Author/Authors :
RUKARWA, R.J. Makerere University - School of Agricultural and Environmental Sciences, Uganda , PRENTICE, K. International Potato Center - Applied Biotechnology Laboratory, Peru , ORMACHEA, M. International Potato Center - Applied Biotechnology Laboratory, Peru , KREUZE, J.F. International Potato Center - Applied Biotechnology Laboratory, Peru , TOVAR, J. International Potato Center - Applied Biotechnology Laboratory, Peru , MUKASA, S.B. Makerere University - School of Agricultural and Environmental Sciences, Uganda , SSEMAKULA, G. National Crop Resources Research Institute, Uganda , MWANGA, R.O.M. International Potato Center, Uganda , GHISLAIN, M. International Potato Center, Kenya
Abstract :
Sweetpotato weevil (Cylas puncticollis) Boheman is a serious pest throughout Sub-Saharan Africa region and is a big threat to sweetpotato cultivation.
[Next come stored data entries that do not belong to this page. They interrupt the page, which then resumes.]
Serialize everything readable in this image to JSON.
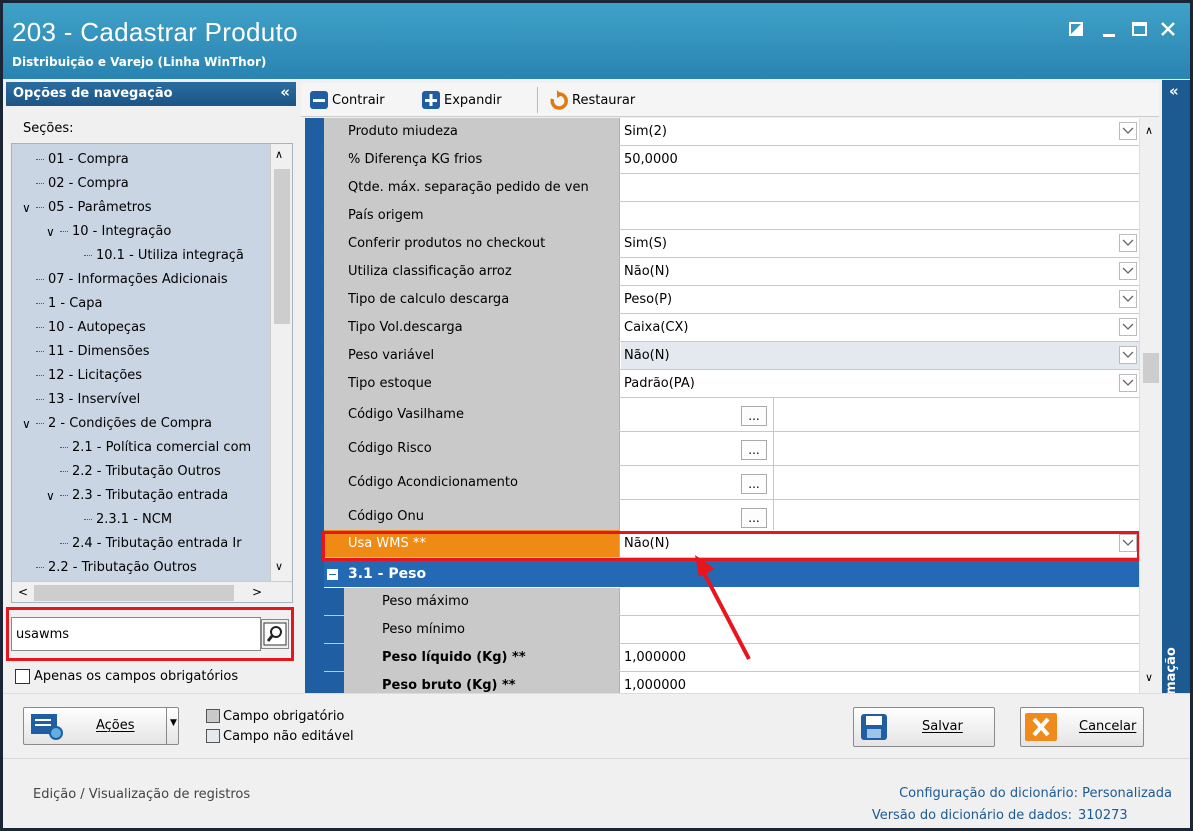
{
  "window": {
    "title": "203 - Cadastrar  Produto",
    "subtitle": "Distribuição e Varejo (Linha WinThor)",
    "controls": [
      "restore",
      "minimize",
      "maximize",
      "close"
    ]
  },
  "nav": {
    "header": "Opções de navegação",
    "collapse_glyph": "«",
    "sections_label": "Seções:",
    "tree": [
      {
        "label": "01 - Compra",
        "level": 0,
        "expanded": null
      },
      {
        "label": "02 - Compra",
        "level": 0,
        "expanded": null
      },
      {
        "label": "05 - Parâmetros",
        "level": 0,
        "expanded": true
      },
      {
        "label": "10 - Integração",
        "level": 1,
        "expanded": true
      },
      {
        "label": "10.1 - Utiliza integraçã",
        "level": 2,
        "expanded": null
      },
      {
        "label": "07 - Informações Adicionais",
        "level": 0,
        "expanded": null
      },
      {
        "label": "1 - Capa",
        "level": 0,
        "expanded": null
      },
      {
        "label": "10 - Autopeças",
        "level": 0,
        "expanded": null
      },
      {
        "label": "11 - Dimensões",
        "level": 0,
        "expanded": null
      },
      {
        "label": "12 - Licitações",
        "level": 0,
        "expanded": null
      },
      {
        "label": "13 - Inservível",
        "level": 0,
        "expanded": null
      },
      {
        "label": "2 - Condições de Compra",
        "level": 0,
        "expanded": true
      },
      {
        "label": "2.1 - Política comercial com",
        "level": 1,
        "expanded": null
      },
      {
        "label": "2.2 - Tributação Outros",
        "level": 1,
        "expanded": null
      },
      {
        "label": "2.3 - Tributação entrada",
        "level": 1,
        "expanded": true
      },
      {
        "label": "2.3.1 - NCM",
        "level": 2,
        "expanded": null
      },
      {
        "label": "2.4 - Tributação entrada Ir",
        "level": 1,
        "expanded": null
      },
      {
        "label": "2.2 - Tributação Outros",
        "level": 0,
        "expanded": null
      }
    ],
    "search_value": "usawms",
    "search_placeholder": "",
    "required_only_label": "Apenas os campos obrigatórios"
  },
  "toolbar": {
    "contrair": "Contrair",
    "expandir": "Expandir",
    "restaurar": "Restaurar"
  },
  "grid": {
    "rows": [
      {
        "label": "Produto miudeza",
        "value": "Sim(2)",
        "type": "dropdown"
      },
      {
        "label": "% Diferença KG frios",
        "value": "50,0000",
        "type": "text"
      },
      {
        "label": "Qtde. máx. separação pedido de ven",
        "value": "",
        "type": "text"
      },
      {
        "label": "País origem",
        "value": "",
        "type": "text"
      },
      {
        "label": "Conferir produtos no checkout",
        "value": "Sim(S)",
        "type": "dropdown"
      },
      {
        "label": "Utiliza classificação arroz",
        "value": "Não(N)",
        "type": "dropdown"
      },
      {
        "label": "Tipo de calculo descarga",
        "value": "Peso(P)",
        "type": "dropdown"
      },
      {
        "label": "Tipo Vol.descarga",
        "value": "Caixa(CX)",
        "type": "dropdown"
      },
      {
        "label": "Peso variável",
        "value": "Não(N)",
        "type": "dropdown",
        "readonly": true
      },
      {
        "label": "Tipo estoque",
        "value": "Padrão(PA)",
        "type": "dropdown"
      },
      {
        "label": "Código Vasilhame",
        "value": "",
        "type": "lookup"
      },
      {
        "label": "Código Risco",
        "value": "",
        "type": "lookup"
      },
      {
        "label": "Código Acondicionamento",
        "value": "",
        "type": "lookup"
      },
      {
        "label": "Código Onu",
        "value": "",
        "type": "lookup"
      }
    ],
    "highlight_row": {
      "label": "Usa WMS **",
      "value": "Não(N)"
    },
    "section": {
      "title": "3.1 - Peso"
    },
    "sub_rows": [
      {
        "label": "Peso máximo",
        "value": "",
        "bold": false
      },
      {
        "label": "Peso mínimo",
        "value": "",
        "bold": false
      },
      {
        "label": "Peso líquido (Kg) **",
        "value": "1,000000",
        "bold": true
      },
      {
        "label": "Peso bruto (Kg) **",
        "value": "1,000000",
        "bold": true
      }
    ],
    "ellipsis": "..."
  },
  "info_panel": {
    "label": "Informação",
    "collapse_glyph": "«"
  },
  "bottom": {
    "acoes": "Ações",
    "legend_required": "Campo obrigatório",
    "legend_not_editable": "Campo não editável",
    "salvar": "Salvar",
    "cancelar": "Cancelar"
  },
  "status": {
    "mode": "Edição / Visualização de registros",
    "dict_config_label": "Configuração do dicionário:",
    "dict_config_value": "Personalizada",
    "dict_version_label": "Versão do dicionário de dados:",
    "dict_version_value": "310273"
  },
  "colors": {
    "title_bar": "#3fa2c8",
    "nav_header": "#1c5585",
    "grid_gutter": "#1f5ea3",
    "section_header": "#2469b3",
    "required_label": "#c9c9c9",
    "highlight_label": "#ef8b14",
    "annotation_red": "#e8141e"
  }
}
Ten transgenic sweetpotato events expressing Cry7Aa1, Cry3Ca1, and ET33-34 proteins from Bacillus thuringiensis (Bt) were evaluated for resistance against C. puncticollis. Four bioassays used were: (i) 1^st instar larva in an artificial diet using root powder of transgenic events, (ii) whole root of transgenic events infested with female adults, (iii) root chip, and (iv) small root of transgenic events both infested with egg-plugs. DAS-ELISA analysis showed variation in Cry protein concentration among the events that ranged between 0.1 and 0.394 μg g^-1 of root fresh weight. The highest protein quantity was observed in the event carrying the ET33-34 transcript. In general, transgenic events had no significant effect on larval survival (P = 0.28) and pupal (P = 0.86) development, though maximum pupation of 96% was observed on event CIP410009.12 that had very low expression levels of cry3Ca1 gene. Root chips were prone to damage by fungi and desiccation especially during the first larval instar. The whole root bioassay had less handling injuries to weevils compared with other methods. However, it requires a large number of adult females for oviposition and roots per event to be tested to obtain efficacy results with statistical rigour. The small root egg plug bioassay required much fewer roots and experimental insects to assess larval mortality and development. The root chip method was the leastdesirable because of susceptibility to fungal and bacterial contamination. In addition, this method was the most labour intensive in terms of frequent replacement of root chips for weevil development. Hence, the most appropriate method for testing Bt efficacy in sweetpotato is the small root egg-plug bioassay. Nonetheless, none of the transgenic events tested provided weevil control probably because of low Cry protein expression in storage roots.